The Academy of International Business (AIB) held its annual global business conference in Vancouver, British Columbia from June 23-26, and a professor from Temple University’s Fox School of Business did not leave empty handed.
Dr. Amir Shoham, Associate Professor of Finance at the Fox School of Business, received the SSE/WAIB Award for Increased Gender Awareness in International Business Research in recognition of his research paper entitled, “Do Female/Male Distinctions in Language Influence Microfinance Outreach to Women?” The Stockholm School of Economics (SSE) and the Women in AIB (WAIB) sponsored the award.
Shoham set out to find a different solution for cultural dimensions than the commonly used survey-based measures. He studied the structure of languages in general and gender marking, particularly in grammar.

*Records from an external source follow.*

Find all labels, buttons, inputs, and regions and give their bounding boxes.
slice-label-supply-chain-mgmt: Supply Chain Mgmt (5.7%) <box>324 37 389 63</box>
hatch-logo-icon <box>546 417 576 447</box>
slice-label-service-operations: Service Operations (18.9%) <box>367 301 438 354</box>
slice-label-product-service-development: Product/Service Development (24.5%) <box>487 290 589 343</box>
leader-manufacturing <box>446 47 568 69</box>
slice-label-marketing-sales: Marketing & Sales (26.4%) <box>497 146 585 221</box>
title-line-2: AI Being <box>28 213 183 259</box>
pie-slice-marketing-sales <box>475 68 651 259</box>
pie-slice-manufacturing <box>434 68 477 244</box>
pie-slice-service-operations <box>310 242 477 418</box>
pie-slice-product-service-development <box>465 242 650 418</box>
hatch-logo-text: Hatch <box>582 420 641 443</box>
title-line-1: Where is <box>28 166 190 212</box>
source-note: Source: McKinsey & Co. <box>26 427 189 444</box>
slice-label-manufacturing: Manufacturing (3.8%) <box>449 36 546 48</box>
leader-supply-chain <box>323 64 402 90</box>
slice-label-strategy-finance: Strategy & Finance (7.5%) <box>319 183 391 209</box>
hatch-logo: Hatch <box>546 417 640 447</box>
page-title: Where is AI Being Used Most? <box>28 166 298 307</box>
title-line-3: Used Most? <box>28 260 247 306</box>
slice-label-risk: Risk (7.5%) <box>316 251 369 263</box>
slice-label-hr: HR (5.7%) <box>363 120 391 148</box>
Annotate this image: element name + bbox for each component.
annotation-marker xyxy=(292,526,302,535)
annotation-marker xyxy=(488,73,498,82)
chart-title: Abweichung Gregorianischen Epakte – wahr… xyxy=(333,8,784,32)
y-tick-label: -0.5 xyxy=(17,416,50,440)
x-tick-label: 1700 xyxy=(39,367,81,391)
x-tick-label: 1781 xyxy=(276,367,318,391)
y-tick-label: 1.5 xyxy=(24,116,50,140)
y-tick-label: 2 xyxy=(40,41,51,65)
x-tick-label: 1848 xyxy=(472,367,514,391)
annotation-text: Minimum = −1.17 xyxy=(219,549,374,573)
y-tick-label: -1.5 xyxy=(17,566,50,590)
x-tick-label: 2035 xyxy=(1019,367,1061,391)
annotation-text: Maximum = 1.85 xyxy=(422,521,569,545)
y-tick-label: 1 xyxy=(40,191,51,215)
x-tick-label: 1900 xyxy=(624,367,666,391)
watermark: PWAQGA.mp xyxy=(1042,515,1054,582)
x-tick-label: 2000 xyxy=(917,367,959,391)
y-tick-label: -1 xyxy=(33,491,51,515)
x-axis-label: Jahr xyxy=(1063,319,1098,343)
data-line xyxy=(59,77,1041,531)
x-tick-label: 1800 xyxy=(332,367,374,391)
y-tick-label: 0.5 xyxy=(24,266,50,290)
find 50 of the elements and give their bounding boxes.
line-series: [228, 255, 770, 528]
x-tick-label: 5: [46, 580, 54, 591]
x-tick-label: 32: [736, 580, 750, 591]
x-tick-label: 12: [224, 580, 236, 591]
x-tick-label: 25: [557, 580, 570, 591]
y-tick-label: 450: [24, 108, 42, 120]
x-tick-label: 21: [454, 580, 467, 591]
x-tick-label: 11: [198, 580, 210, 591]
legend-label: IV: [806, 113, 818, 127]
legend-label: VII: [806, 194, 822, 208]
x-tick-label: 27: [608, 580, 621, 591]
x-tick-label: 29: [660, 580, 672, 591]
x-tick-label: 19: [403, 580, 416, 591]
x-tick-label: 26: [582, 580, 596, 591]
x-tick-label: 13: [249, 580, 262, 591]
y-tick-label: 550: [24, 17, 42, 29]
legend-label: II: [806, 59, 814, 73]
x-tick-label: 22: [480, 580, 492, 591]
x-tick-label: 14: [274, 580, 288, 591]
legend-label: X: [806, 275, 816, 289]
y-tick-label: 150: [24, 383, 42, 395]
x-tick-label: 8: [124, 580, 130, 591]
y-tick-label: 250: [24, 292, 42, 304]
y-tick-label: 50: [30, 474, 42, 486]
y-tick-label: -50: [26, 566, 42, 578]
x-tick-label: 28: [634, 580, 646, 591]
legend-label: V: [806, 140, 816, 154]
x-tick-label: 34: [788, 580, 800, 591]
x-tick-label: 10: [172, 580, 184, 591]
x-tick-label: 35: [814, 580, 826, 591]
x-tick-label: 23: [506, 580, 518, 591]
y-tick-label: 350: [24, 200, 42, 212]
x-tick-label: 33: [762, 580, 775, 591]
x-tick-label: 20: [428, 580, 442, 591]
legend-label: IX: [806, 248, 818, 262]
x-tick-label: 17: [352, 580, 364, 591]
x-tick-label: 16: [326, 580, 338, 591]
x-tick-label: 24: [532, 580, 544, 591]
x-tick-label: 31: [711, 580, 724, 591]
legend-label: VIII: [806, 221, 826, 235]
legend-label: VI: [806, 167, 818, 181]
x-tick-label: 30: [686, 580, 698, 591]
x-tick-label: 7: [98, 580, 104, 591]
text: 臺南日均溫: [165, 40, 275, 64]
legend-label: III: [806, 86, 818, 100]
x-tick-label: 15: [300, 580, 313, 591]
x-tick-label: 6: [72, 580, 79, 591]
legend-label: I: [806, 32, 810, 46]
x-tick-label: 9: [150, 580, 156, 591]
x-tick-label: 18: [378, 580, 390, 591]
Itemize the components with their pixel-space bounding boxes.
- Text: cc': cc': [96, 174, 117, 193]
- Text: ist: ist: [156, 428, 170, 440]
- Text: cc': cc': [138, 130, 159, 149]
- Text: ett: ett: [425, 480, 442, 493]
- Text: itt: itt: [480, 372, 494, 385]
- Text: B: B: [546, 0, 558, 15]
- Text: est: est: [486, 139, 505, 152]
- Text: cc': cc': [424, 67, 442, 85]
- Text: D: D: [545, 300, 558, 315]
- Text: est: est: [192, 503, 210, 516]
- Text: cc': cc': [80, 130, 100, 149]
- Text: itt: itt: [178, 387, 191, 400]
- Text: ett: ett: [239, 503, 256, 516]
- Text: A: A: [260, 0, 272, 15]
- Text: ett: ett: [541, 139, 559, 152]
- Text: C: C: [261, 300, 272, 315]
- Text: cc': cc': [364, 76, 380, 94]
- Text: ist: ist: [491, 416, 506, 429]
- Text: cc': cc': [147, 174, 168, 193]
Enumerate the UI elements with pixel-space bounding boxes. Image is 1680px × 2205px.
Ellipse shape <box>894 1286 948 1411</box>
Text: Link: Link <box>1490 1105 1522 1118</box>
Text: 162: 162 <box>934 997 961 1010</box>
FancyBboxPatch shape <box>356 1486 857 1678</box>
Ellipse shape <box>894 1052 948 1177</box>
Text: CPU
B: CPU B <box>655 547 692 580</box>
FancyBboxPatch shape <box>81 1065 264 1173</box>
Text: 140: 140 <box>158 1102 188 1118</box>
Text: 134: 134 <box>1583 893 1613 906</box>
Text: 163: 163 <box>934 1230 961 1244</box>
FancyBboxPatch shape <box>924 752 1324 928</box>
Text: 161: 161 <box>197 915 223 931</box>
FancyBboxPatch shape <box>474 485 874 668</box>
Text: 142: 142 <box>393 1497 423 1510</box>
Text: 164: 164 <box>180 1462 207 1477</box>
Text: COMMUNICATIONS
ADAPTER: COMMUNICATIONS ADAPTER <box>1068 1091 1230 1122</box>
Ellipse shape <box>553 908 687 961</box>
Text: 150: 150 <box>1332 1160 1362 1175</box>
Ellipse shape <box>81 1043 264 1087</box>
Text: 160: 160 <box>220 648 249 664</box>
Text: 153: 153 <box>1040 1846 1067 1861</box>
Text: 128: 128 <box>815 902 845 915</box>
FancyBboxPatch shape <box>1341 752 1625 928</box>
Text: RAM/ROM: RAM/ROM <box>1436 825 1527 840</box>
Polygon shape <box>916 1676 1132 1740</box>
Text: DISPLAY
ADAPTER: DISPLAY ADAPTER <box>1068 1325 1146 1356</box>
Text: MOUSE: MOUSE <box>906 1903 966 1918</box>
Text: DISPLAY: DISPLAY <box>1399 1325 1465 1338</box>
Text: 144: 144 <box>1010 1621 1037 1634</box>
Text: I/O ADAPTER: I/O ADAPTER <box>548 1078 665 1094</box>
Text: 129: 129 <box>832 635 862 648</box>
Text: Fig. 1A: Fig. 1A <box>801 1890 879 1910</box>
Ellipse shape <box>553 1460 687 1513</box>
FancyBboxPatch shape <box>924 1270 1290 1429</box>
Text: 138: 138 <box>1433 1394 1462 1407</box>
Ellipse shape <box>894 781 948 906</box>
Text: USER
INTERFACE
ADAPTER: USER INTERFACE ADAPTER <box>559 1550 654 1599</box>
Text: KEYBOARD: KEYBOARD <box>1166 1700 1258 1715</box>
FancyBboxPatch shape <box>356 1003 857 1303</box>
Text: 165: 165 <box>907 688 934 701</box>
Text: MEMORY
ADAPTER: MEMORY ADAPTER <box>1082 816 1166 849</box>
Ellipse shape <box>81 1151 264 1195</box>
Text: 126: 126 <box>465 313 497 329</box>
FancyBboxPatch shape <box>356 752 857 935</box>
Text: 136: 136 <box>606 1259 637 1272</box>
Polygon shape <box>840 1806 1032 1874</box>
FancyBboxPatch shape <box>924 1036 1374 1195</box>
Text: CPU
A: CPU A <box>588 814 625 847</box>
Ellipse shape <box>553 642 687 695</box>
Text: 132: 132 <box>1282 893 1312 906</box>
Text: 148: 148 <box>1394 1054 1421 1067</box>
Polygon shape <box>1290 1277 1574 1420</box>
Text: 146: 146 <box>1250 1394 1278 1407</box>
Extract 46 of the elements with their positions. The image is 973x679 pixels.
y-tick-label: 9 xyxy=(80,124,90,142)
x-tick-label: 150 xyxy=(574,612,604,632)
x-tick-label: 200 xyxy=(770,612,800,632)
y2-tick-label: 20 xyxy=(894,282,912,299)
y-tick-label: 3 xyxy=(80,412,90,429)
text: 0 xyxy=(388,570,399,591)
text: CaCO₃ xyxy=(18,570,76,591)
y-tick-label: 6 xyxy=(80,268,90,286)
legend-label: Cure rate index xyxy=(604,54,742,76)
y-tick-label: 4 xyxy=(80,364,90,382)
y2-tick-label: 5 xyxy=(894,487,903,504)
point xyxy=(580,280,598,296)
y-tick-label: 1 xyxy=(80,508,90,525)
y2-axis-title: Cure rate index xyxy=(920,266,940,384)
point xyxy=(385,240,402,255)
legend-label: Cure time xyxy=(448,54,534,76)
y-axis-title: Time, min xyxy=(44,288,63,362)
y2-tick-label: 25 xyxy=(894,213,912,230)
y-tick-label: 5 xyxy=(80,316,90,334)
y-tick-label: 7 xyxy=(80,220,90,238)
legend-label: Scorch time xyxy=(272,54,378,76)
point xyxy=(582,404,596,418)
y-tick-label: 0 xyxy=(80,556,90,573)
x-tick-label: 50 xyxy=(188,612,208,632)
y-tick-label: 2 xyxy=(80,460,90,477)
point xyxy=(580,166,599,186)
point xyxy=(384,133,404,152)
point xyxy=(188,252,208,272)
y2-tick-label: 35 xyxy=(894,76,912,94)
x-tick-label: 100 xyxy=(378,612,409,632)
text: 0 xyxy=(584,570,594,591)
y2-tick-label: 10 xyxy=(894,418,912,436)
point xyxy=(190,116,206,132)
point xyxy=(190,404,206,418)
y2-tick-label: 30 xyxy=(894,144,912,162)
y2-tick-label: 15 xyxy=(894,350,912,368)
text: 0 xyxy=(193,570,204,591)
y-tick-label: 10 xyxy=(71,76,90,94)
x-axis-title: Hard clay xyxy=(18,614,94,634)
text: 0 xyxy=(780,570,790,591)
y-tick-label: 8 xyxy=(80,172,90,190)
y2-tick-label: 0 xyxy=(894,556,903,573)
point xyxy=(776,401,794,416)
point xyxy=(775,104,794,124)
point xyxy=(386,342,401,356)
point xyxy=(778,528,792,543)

“Today’s research that is conducted is mostly survey-based and it’s extremely problematic,” said Shoham. “I wanted to find an alternate way and did so based on language that focused on culture and gender.”
Shoham also collected data based off financial records released from Microfinance Organizations (MFOs) in various countries around the world. MFOs provide financial services to individuals or small businesses in low-income areas, where traditional banking is a scarce resource.
In conjunction with his three co-authors – Estefania Santacreu-Vasut, of France’s ESSEC Business School; Isreal Drori, of the College of Management and Academic Studies in Israel; and Ronny Manos, of Cranfield University in the United Kingdom – Shoham discovered that language influences hybrid organizations’ management of its dual missions.
“The empirical evidence from MFOs’ outreach strategy toward females helped to analyze whether language’s influence depends on MFOs’ profit orientation and the consequences this has for whether there is a tradeoff between outreach and sustainability or whether they are compatible,” said Shoham. “The main finding is that the sustainability and outreach tradeoffs depend on how organizations treat societal attributes when defining their outreach strategy.”
Nonprofit MFOs define a universal mission of outreach that does not selectively interact with social attributes, Shoham said. For-profit MFOs build outreach strategies that target female borrowers. This occurs more frequently, he said, in countries where gender roles are unfavorable toward women.
The SSE/WAIB award is extremely selective, so much so that the award was not bestowed upon anyone in 2013. When their names were announced, Shoham and his co-authors were proud to know that their hard work had paid off.
“When your work is recognized,” he said, “it’s a great feeling.”